Multi-Objective Optimization Design of Dual-Polarized Broadband Frequency Selective Rasorber

To address the challenges of prolonged design cycles, low efficiency, and excessive dependence on specialized expertise in the design of frequency selective rasorber (FSR), this letter presents a novel dual-polarized broadband FSR design based on multi-objective optimization algorithm. The proposed approach incorporates a surface patch discretization topology optimization method into two-dimensional FSR structural design.
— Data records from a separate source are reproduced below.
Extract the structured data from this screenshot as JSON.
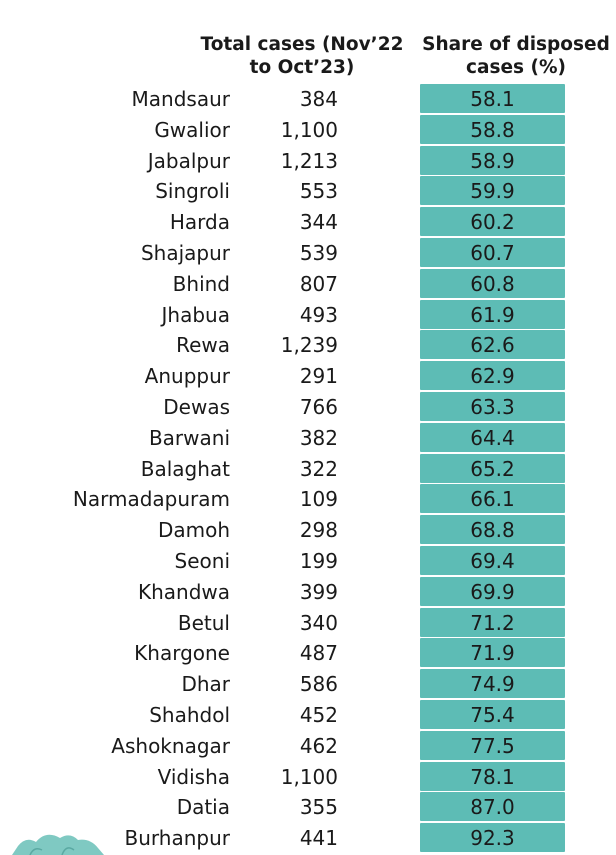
{
  "header": {
    "total_line1": "Total cases (Nov’22",
    "total_line2": "to Oct’23)",
    "share_line1": "Share of disposed",
    "share_line2": "cases (%)"
  },
  "colors": {
    "cell": "#5dbcb5",
    "text": "#1a1a1a"
  },
  "chart_data": {
    "type": "table",
    "columns": [
      "",
      "Total cases (Nov’22 to Oct’23)",
      "Share of disposed cases (%)"
    ],
    "rows": [
      {
        "district": "Mandsaur",
        "cases": "384",
        "share": "58.1"
      },
      {
        "district": "Gwalior",
        "cases": "1,100",
        "share": "58.8"
      },
      {
        "district": "Jabalpur",
        "cases": "1,213",
        "share": "58.9"
      },
      {
        "district": "Singroli",
        "cases": "553",
        "share": "59.9"
      },
      {
        "district": "Harda",
        "cases": "344",
        "share": "60.2"
      },
      {
        "district": "Shajapur",
        "cases": "539",
        "share": "60.7"
      },
      {
        "district": "Bhind",
        "cases": "807",
        "share": "60.8"
      },
      {
        "district": "Jhabua",
        "cases": "493",
        "share": "61.9"
      },
      {
        "district": "Rewa",
        "cases": "1,239",
        "share": "62.6"
      },
      {
        "district": "Anuppur",
        "cases": "291",
        "share": "62.9"
      },
      {
        "district": "Dewas",
        "cases": "766",
        "share": "63.3"
      },
      {
        "district": "Barwani",
        "cases": "382",
        "share": "64.4"
      },
      {
        "district": "Balaghat",
        "cases": "322",
        "share": "65.2"
      },
      {
        "district": "Narmadapuram",
        "cases": "109",
        "share": "66.1"
      },
      {
        "district": "Damoh",
        "cases": "298",
        "share": "68.8"
      },
      {
        "district": "Seoni",
        "cases": "199",
        "share": "69.4"
      },
      {
        "district": "Khandwa",
        "cases": "399",
        "share": "69.9"
      },
      {
        "district": "Betul",
        "cases": "340",
        "share": "71.2"
      },
      {
        "district": "Khargone",
        "cases": "487",
        "share": "71.9"
      },
      {
        "district": "Dhar",
        "cases": "586",
        "share": "74.9"
      },
      {
        "district": "Shahdol",
        "cases": "452",
        "share": "75.4"
      },
      {
        "district": "Ashoknagar",
        "cases": "462",
        "share": "77.5"
      },
      {
        "district": "Vidisha",
        "cases": "1,100",
        "share": "78.1"
      },
      {
        "district": "Datia",
        "cases": "355",
        "share": "87.0"
      },
      {
        "district": "Burhanpur",
        "cases": "441",
        "share": "92.3"
      }
    ]
  }
}
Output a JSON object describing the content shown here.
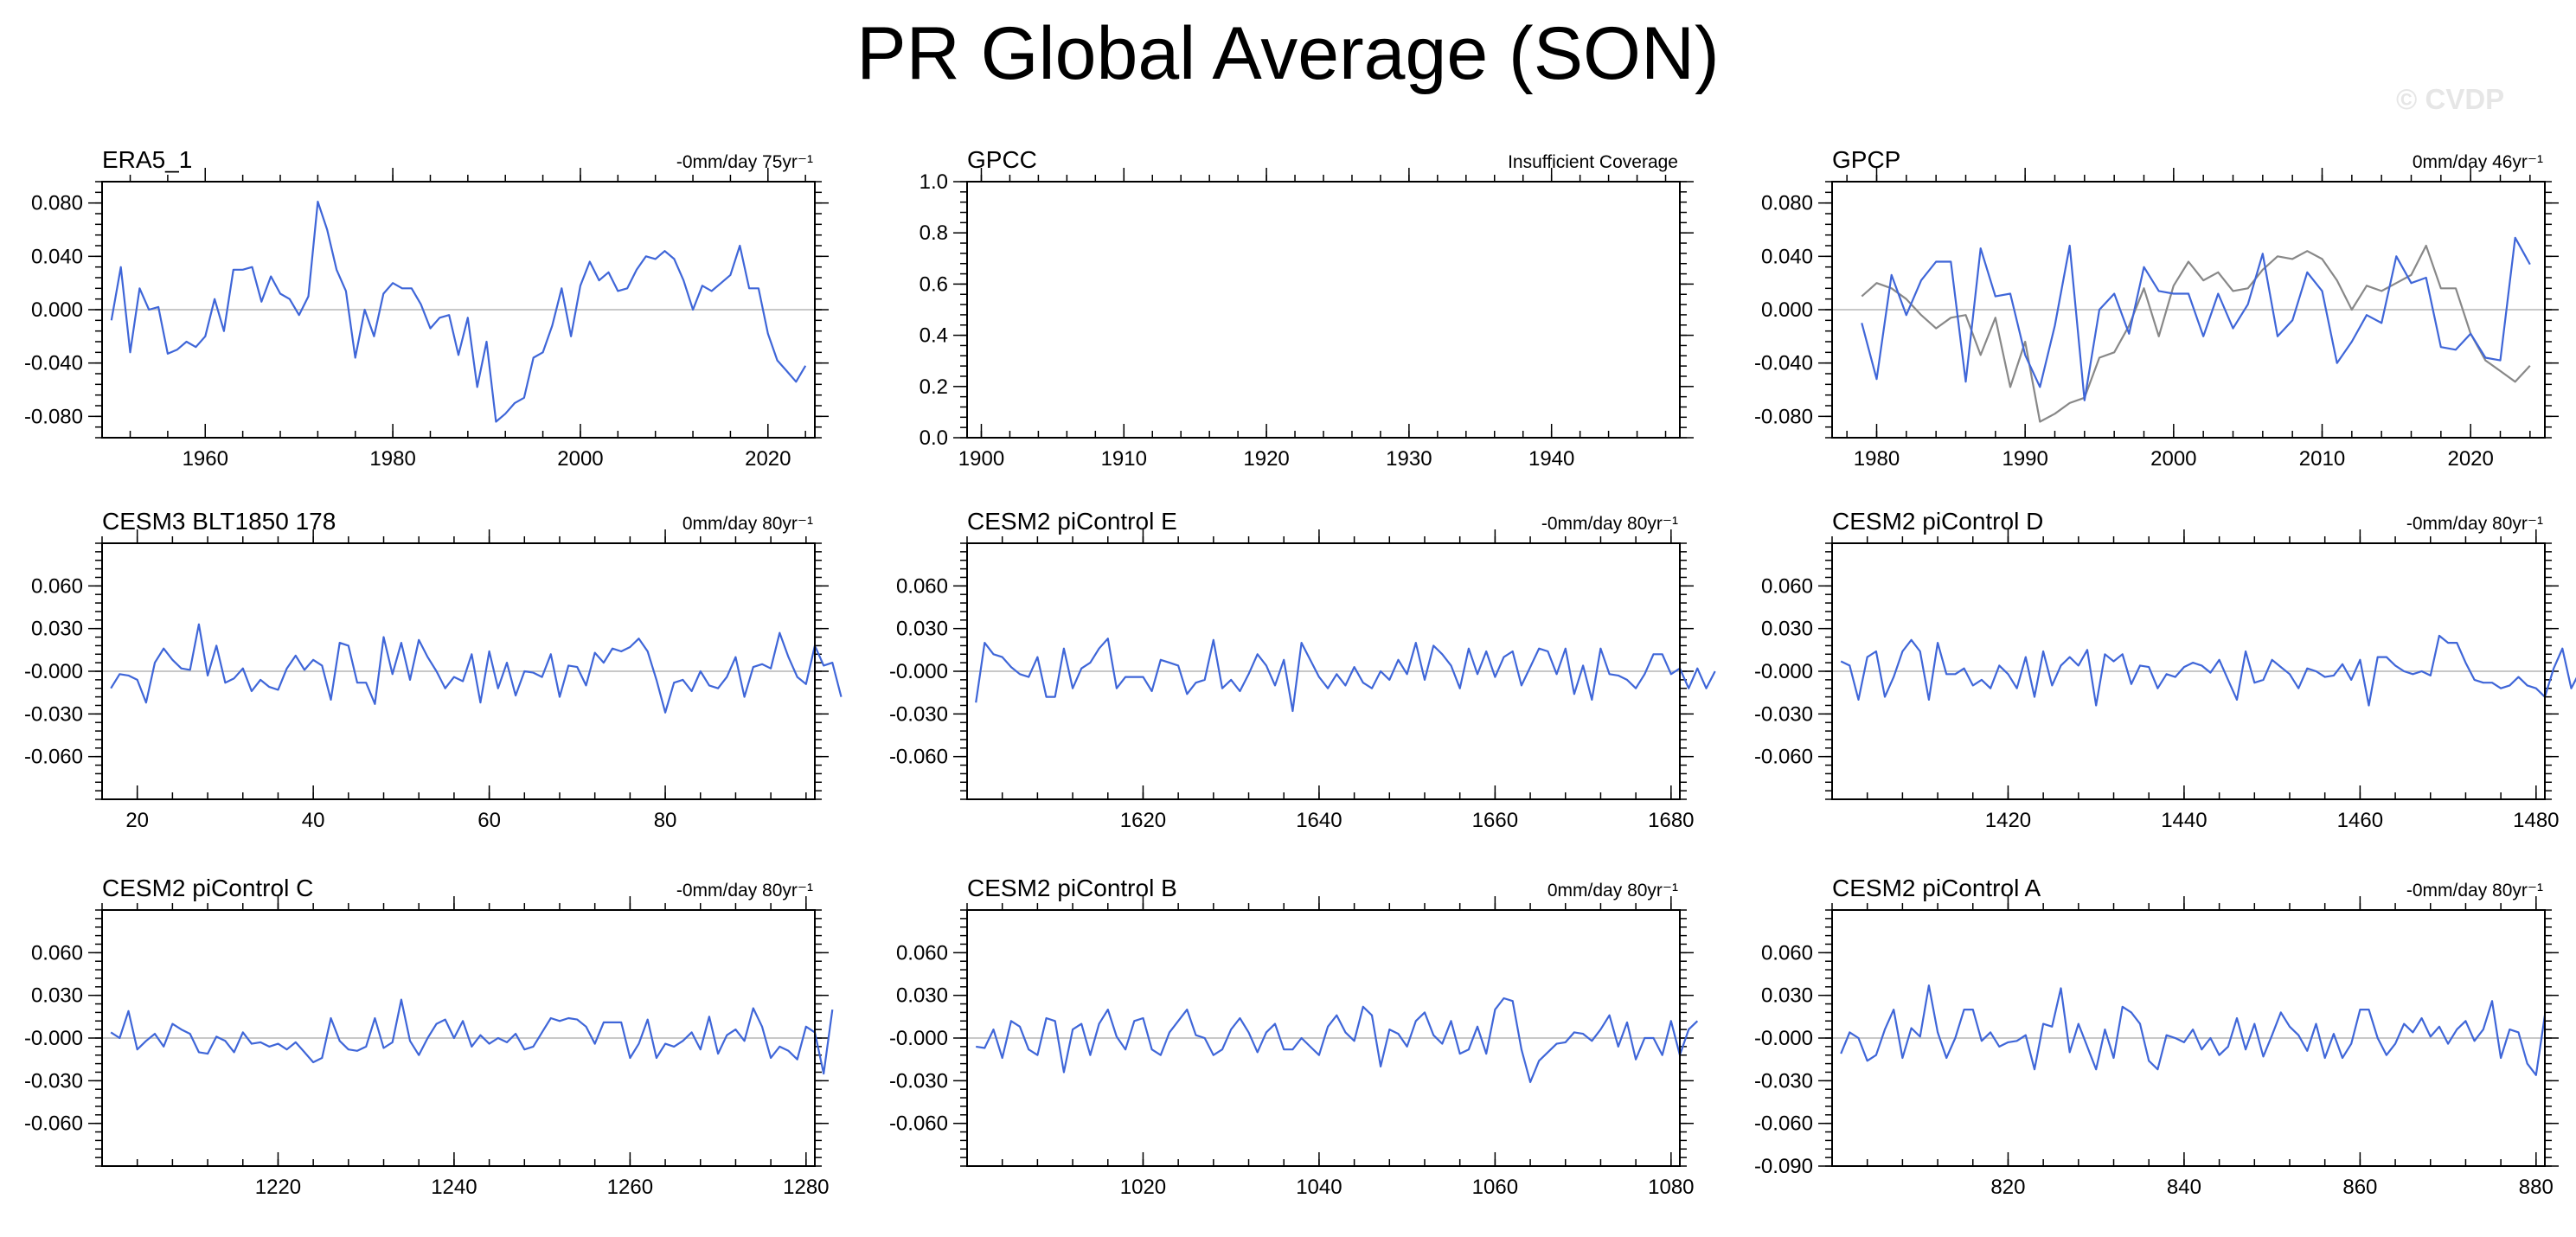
{
  "title": "PR Global Average (SON)",
  "watermark": "© CVDP",
  "style": {
    "model_line": "#3f66d8",
    "obs_line": "#888888",
    "zero_line": "#c8c8c8"
  },
  "chart_data": [
    {
      "type": "line",
      "title": "ERA5_1",
      "annotation": "-0mm/day 75yr⁻¹",
      "xlim": [
        1949,
        2025
      ],
      "ylim": [
        -0.096,
        0.096
      ],
      "xticks": [
        1960,
        1980,
        2000,
        2020
      ],
      "yticks": [
        -0.08,
        -0.04,
        0.0,
        0.04,
        0.08
      ],
      "ytick_labels": [
        "-0.080",
        "-0.040",
        "0.000",
        "0.040",
        "0.080"
      ],
      "series": [
        {
          "x_start": 1950,
          "values": [
            -0.008,
            0.032,
            -0.032,
            0.016,
            0.0,
            0.002,
            -0.033,
            -0.03,
            -0.024,
            -0.028,
            -0.02,
            0.008,
            -0.016,
            0.03,
            0.03,
            0.032,
            0.006,
            0.025,
            0.012,
            0.008,
            -0.004,
            0.01,
            0.081,
            0.06,
            0.03,
            0.014,
            -0.036,
            0.0,
            -0.02,
            0.012,
            0.02,
            0.016,
            0.016,
            0.004,
            -0.014,
            -0.006,
            -0.004,
            -0.034,
            -0.006,
            -0.058,
            -0.024,
            -0.084,
            -0.078,
            -0.07,
            -0.066,
            -0.036,
            -0.032,
            -0.012,
            0.016,
            -0.02,
            0.018,
            0.036,
            0.022,
            0.028,
            0.014,
            0.016,
            0.03,
            0.04,
            0.038,
            0.044,
            0.038,
            0.022,
            0.0,
            0.018,
            0.014,
            0.02,
            0.026,
            0.048,
            0.016,
            0.016,
            -0.018,
            -0.038,
            -0.046,
            -0.054,
            -0.042
          ]
        }
      ]
    },
    {
      "type": "line",
      "title": "GPCC",
      "annotation": "Insufficient Coverage",
      "xlim": [
        1899,
        1949
      ],
      "ylim": [
        0,
        1
      ],
      "xticks": [
        1900,
        1910,
        1920,
        1930,
        1940
      ],
      "yticks": [
        0.0,
        0.2,
        0.4,
        0.6,
        0.8,
        1.0
      ],
      "ytick_labels": [
        "0.0",
        "0.2",
        "0.4",
        "0.6",
        "0.8",
        "1.0"
      ],
      "series": []
    },
    {
      "type": "line",
      "title": "GPCP",
      "annotation": "0mm/day 46yr⁻¹",
      "xlim": [
        1977,
        2025
      ],
      "ylim": [
        -0.096,
        0.096
      ],
      "xticks": [
        1980,
        1990,
        2000,
        2010,
        2020
      ],
      "yticks": [
        -0.08,
        -0.04,
        0.0,
        0.04,
        0.08
      ],
      "ytick_labels": [
        "-0.080",
        "-0.040",
        "0.000",
        "0.040",
        "0.080"
      ],
      "series": [
        {
          "role": "model",
          "x_start": 1979,
          "values": [
            -0.01,
            -0.052,
            0.026,
            -0.004,
            0.022,
            0.036,
            0.036,
            -0.054,
            0.046,
            0.01,
            0.012,
            -0.034,
            -0.058,
            -0.012,
            0.048,
            -0.068,
            0.0,
            0.012,
            -0.018,
            0.032,
            0.014,
            0.012,
            0.012,
            -0.02,
            0.012,
            -0.014,
            0.004,
            0.042,
            -0.02,
            -0.008,
            0.028,
            0.014,
            -0.04,
            -0.024,
            -0.004,
            -0.01,
            0.04,
            0.02,
            0.024,
            -0.028,
            -0.03,
            -0.018,
            -0.036,
            -0.038,
            0.054,
            0.034
          ]
        },
        {
          "role": "observed",
          "x_start": 1979,
          "values": [
            0.01,
            0.02,
            0.016,
            0.008,
            -0.004,
            -0.014,
            -0.006,
            -0.004,
            -0.034,
            -0.006,
            -0.058,
            -0.024,
            -0.084,
            -0.078,
            -0.07,
            -0.066,
            -0.036,
            -0.032,
            -0.012,
            0.016,
            -0.02,
            0.018,
            0.036,
            0.022,
            0.028,
            0.014,
            0.016,
            0.03,
            0.04,
            0.038,
            0.044,
            0.038,
            0.022,
            0.0,
            0.018,
            0.014,
            0.02,
            0.026,
            0.048,
            0.016,
            0.016,
            -0.018,
            -0.038,
            -0.046,
            -0.054,
            -0.042
          ]
        }
      ]
    },
    {
      "type": "line",
      "title": "CESM3 BLT1850 178",
      "annotation": "0mm/day 80yr⁻¹",
      "xlim": [
        16,
        97
      ],
      "ylim": [
        -0.09,
        0.09
      ],
      "xticks": [
        20,
        40,
        60,
        80
      ],
      "yticks": [
        -0.06,
        -0.03,
        0.0,
        0.03,
        0.06
      ],
      "ytick_labels": [
        "-0.060",
        "-0.030",
        "-0.000",
        "0.030",
        "0.060"
      ],
      "series": [
        {
          "x_start": 17,
          "values": [
            -0.012,
            -0.002,
            -0.003,
            -0.006,
            -0.022,
            0.006,
            0.016,
            0.008,
            0.002,
            0.001,
            0.033,
            -0.003,
            0.018,
            -0.008,
            -0.005,
            0.002,
            -0.014,
            -0.006,
            -0.011,
            -0.013,
            0.002,
            0.011,
            0.001,
            0.008,
            0.004,
            -0.02,
            0.02,
            0.018,
            -0.008,
            -0.008,
            -0.023,
            0.024,
            -0.002,
            0.02,
            -0.006,
            0.022,
            0.01,
            0.0,
            -0.012,
            -0.004,
            -0.007,
            0.012,
            -0.022,
            0.014,
            -0.012,
            0.006,
            -0.017,
            0.0,
            -0.001,
            -0.004,
            0.012,
            -0.018,
            0.004,
            0.003,
            -0.01,
            0.013,
            0.006,
            0.016,
            0.014,
            0.017,
            0.023,
            0.014,
            -0.006,
            -0.029,
            -0.008,
            -0.006,
            -0.014,
            0.0,
            -0.01,
            -0.012,
            -0.004,
            0.01,
            -0.018,
            0.003,
            0.005,
            0.002,
            0.027,
            0.01,
            -0.004,
            -0.009,
            0.018,
            0.004,
            0.006,
            -0.018
          ]
        }
      ]
    },
    {
      "type": "line",
      "title": "CESM2 piControl E",
      "annotation": "-0mm/day 80yr⁻¹",
      "xlim": [
        1600,
        1681
      ],
      "ylim": [
        -0.09,
        0.09
      ],
      "xticks": [
        1620,
        1640,
        1660,
        1680
      ],
      "yticks": [
        -0.06,
        -0.03,
        0.0,
        0.03,
        0.06
      ],
      "ytick_labels": [
        "-0.060",
        "-0.030",
        "-0.000",
        "0.030",
        "0.060"
      ],
      "series": [
        {
          "x_start": 1601,
          "values": [
            -0.022,
            0.02,
            0.012,
            0.01,
            0.003,
            -0.002,
            -0.004,
            0.01,
            -0.018,
            -0.018,
            0.016,
            -0.012,
            0.002,
            0.006,
            0.016,
            0.023,
            -0.012,
            -0.004,
            -0.004,
            -0.004,
            -0.014,
            0.008,
            0.006,
            0.004,
            -0.016,
            -0.008,
            -0.006,
            0.022,
            -0.012,
            -0.006,
            -0.014,
            -0.002,
            0.012,
            0.004,
            -0.01,
            0.008,
            -0.028,
            0.02,
            0.008,
            -0.004,
            -0.012,
            -0.002,
            -0.01,
            0.003,
            -0.008,
            -0.012,
            0.0,
            -0.006,
            0.008,
            -0.002,
            0.02,
            -0.006,
            0.018,
            0.012,
            0.004,
            -0.012,
            0.016,
            -0.002,
            0.014,
            -0.004,
            0.01,
            0.014,
            -0.01,
            0.003,
            0.016,
            0.014,
            -0.002,
            0.016,
            -0.016,
            0.004,
            -0.02,
            0.016,
            -0.002,
            -0.003,
            -0.006,
            -0.012,
            -0.002,
            0.012,
            0.012,
            -0.002,
            0.002,
            -0.012,
            0.002,
            -0.012,
            0.0
          ]
        }
      ]
    },
    {
      "type": "line",
      "title": "CESM2 piControl D",
      "annotation": "-0mm/day 80yr⁻¹",
      "xlim": [
        1400,
        1481
      ],
      "ylim": [
        -0.09,
        0.09
      ],
      "xticks": [
        1420,
        1440,
        1460,
        1480
      ],
      "yticks": [
        -0.06,
        -0.03,
        0.0,
        0.03,
        0.06
      ],
      "ytick_labels": [
        "-0.060",
        "-0.030",
        "-0.000",
        "0.030",
        "0.060"
      ],
      "series": [
        {
          "x_start": 1401,
          "values": [
            0.007,
            0.004,
            -0.02,
            0.01,
            0.014,
            -0.018,
            -0.004,
            0.014,
            0.022,
            0.014,
            -0.02,
            0.02,
            -0.002,
            -0.002,
            0.002,
            -0.01,
            -0.006,
            -0.012,
            0.004,
            -0.002,
            -0.012,
            0.01,
            -0.018,
            0.014,
            -0.01,
            0.004,
            0.01,
            0.004,
            0.015,
            -0.024,
            0.012,
            0.007,
            0.012,
            -0.009,
            0.004,
            0.003,
            -0.012,
            -0.002,
            -0.004,
            0.003,
            0.006,
            0.004,
            -0.001,
            0.008,
            -0.006,
            -0.02,
            0.014,
            -0.008,
            -0.006,
            0.008,
            0.003,
            -0.002,
            -0.012,
            0.002,
            0.0,
            -0.004,
            -0.003,
            0.005,
            -0.006,
            0.008,
            -0.024,
            0.01,
            0.01,
            0.004,
            0.0,
            -0.002,
            0.0,
            -0.003,
            0.025,
            0.02,
            0.02,
            0.006,
            -0.006,
            -0.008,
            -0.008,
            -0.012,
            -0.01,
            -0.004,
            -0.01,
            -0.012,
            -0.018,
            0.002,
            0.016,
            -0.012,
            0.0
          ]
        }
      ]
    },
    {
      "type": "line",
      "title": "CESM2 piControl C",
      "annotation": "-0mm/day 80yr⁻¹",
      "xlim": [
        1200,
        1281
      ],
      "ylim": [
        -0.09,
        0.09
      ],
      "xticks": [
        1220,
        1240,
        1260,
        1280
      ],
      "yticks": [
        -0.06,
        -0.03,
        0.0,
        0.03,
        0.06
      ],
      "ytick_labels": [
        "-0.060",
        "-0.030",
        "-0.000",
        "0.030",
        "0.060"
      ],
      "series": [
        {
          "x_start": 1201,
          "values": [
            0.004,
            0.0,
            0.019,
            -0.008,
            -0.002,
            0.003,
            -0.006,
            0.01,
            0.006,
            0.003,
            -0.01,
            -0.011,
            0.001,
            -0.002,
            -0.01,
            0.004,
            -0.004,
            -0.003,
            -0.006,
            -0.004,
            -0.008,
            -0.003,
            -0.01,
            -0.017,
            -0.014,
            0.014,
            -0.002,
            -0.008,
            -0.009,
            -0.006,
            0.014,
            -0.007,
            -0.003,
            0.027,
            -0.002,
            -0.012,
            0.0,
            0.01,
            0.013,
            0.0,
            0.012,
            -0.006,
            0.002,
            -0.004,
            0.0,
            -0.003,
            0.003,
            -0.008,
            -0.006,
            0.004,
            0.014,
            0.012,
            0.014,
            0.013,
            0.008,
            -0.004,
            0.011,
            0.011,
            0.011,
            -0.014,
            -0.004,
            0.013,
            -0.014,
            -0.004,
            -0.006,
            -0.002,
            0.004,
            -0.008,
            0.015,
            -0.011,
            0.002,
            0.006,
            -0.002,
            0.021,
            0.008,
            -0.014,
            -0.006,
            -0.009,
            -0.015,
            0.008,
            0.004,
            -0.025,
            0.02
          ]
        }
      ]
    },
    {
      "type": "line",
      "title": "CESM2 piControl B",
      "annotation": "0mm/day 80yr⁻¹",
      "xlim": [
        1000,
        1081
      ],
      "ylim": [
        -0.09,
        0.09
      ],
      "xticks": [
        1020,
        1040,
        1060,
        1080
      ],
      "yticks": [
        -0.06,
        -0.03,
        0.0,
        0.03,
        0.06
      ],
      "ytick_labels": [
        "-0.060",
        "-0.030",
        "-0.000",
        "0.030",
        "0.060"
      ],
      "series": [
        {
          "x_start": 1001,
          "values": [
            -0.006,
            -0.007,
            0.006,
            -0.014,
            0.012,
            0.008,
            -0.008,
            -0.012,
            0.014,
            0.012,
            -0.024,
            0.006,
            0.01,
            -0.012,
            0.01,
            0.02,
            0.001,
            -0.008,
            0.012,
            0.014,
            -0.008,
            -0.012,
            0.004,
            0.012,
            0.02,
            0.002,
            0.0,
            -0.012,
            -0.008,
            0.006,
            0.014,
            0.004,
            -0.01,
            0.004,
            0.01,
            -0.008,
            -0.008,
            0.0,
            -0.006,
            -0.012,
            0.008,
            0.016,
            0.004,
            -0.002,
            0.022,
            0.016,
            -0.02,
            0.006,
            0.003,
            -0.006,
            0.012,
            0.018,
            0.002,
            -0.004,
            0.012,
            -0.011,
            -0.008,
            0.008,
            -0.011,
            0.02,
            0.028,
            0.026,
            -0.008,
            -0.031,
            -0.016,
            -0.01,
            -0.004,
            -0.003,
            0.004,
            0.003,
            -0.002,
            0.006,
            0.016,
            -0.006,
            0.011,
            -0.015,
            0.0,
            0.0,
            -0.012,
            0.012,
            -0.012,
            0.006,
            0.012
          ]
        }
      ]
    },
    {
      "type": "line",
      "title": "CESM2 piControl A",
      "annotation": "-0mm/day 80yr⁻¹",
      "xlim": [
        800,
        881
      ],
      "ylim": [
        -0.09,
        0.09
      ],
      "xticks": [
        820,
        840,
        860,
        880
      ],
      "yticks": [
        -0.09,
        -0.06,
        -0.03,
        0.0,
        0.03,
        0.06
      ],
      "ytick_labels": [
        "-0.090",
        "-0.060",
        "-0.030",
        "-0.000",
        "0.030",
        "0.060"
      ],
      "series": [
        {
          "x_start": 801,
          "values": [
            -0.011,
            0.004,
            0.0,
            -0.016,
            -0.012,
            0.006,
            0.02,
            -0.014,
            0.007,
            0.001,
            0.037,
            0.004,
            -0.014,
            0.0,
            0.02,
            0.02,
            -0.002,
            0.004,
            -0.006,
            -0.003,
            -0.002,
            0.002,
            -0.022,
            0.01,
            0.008,
            0.035,
            -0.01,
            0.01,
            -0.006,
            -0.022,
            0.006,
            -0.014,
            0.022,
            0.018,
            0.01,
            -0.016,
            -0.022,
            0.002,
            0.0,
            -0.003,
            0.006,
            -0.008,
            0.0,
            -0.012,
            -0.006,
            0.014,
            -0.008,
            0.01,
            -0.013,
            0.002,
            0.018,
            0.008,
            0.002,
            -0.009,
            0.01,
            -0.014,
            0.003,
            -0.014,
            -0.004,
            0.02,
            0.02,
            0.0,
            -0.012,
            -0.004,
            0.01,
            0.004,
            0.014,
            0.001,
            0.008,
            -0.004,
            0.006,
            0.012,
            -0.002,
            0.006,
            0.026,
            -0.014,
            0.006,
            0.004,
            -0.018,
            -0.026,
            0.016
          ]
        }
      ]
    }
  ]
}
The discretized surface patches are encoded using a binary representation system and subsequently integrated with structural parameters into an intelligent optimization algorithm for topological configuration enhancement. To resolve the inherent conflict between structural dimensions and design principles in the “Absorption-Transmission”(“A-T”) type FSR, while simultaneously addressing the complex surface structure of lossy layers, we design a high-impedance resistive film-loaded dense metal patch coding structure combined with a second-order bandpass frequency selective surface (FSS). For effective optimization of the multi-variable, multi-objective FSR design problem, we implemented the NSGA-II enhanced with a simulated binary crossover operator (SBX) and an improved adaptive mutation mechanism. The optimized “A-T” type FSR demonstrates exceptional performance, achieving insertion loss less than 3 dB in the 6.88–12.94 GHz range and absorptivity exceeding 80% in the 2.18–6.14 GHz range.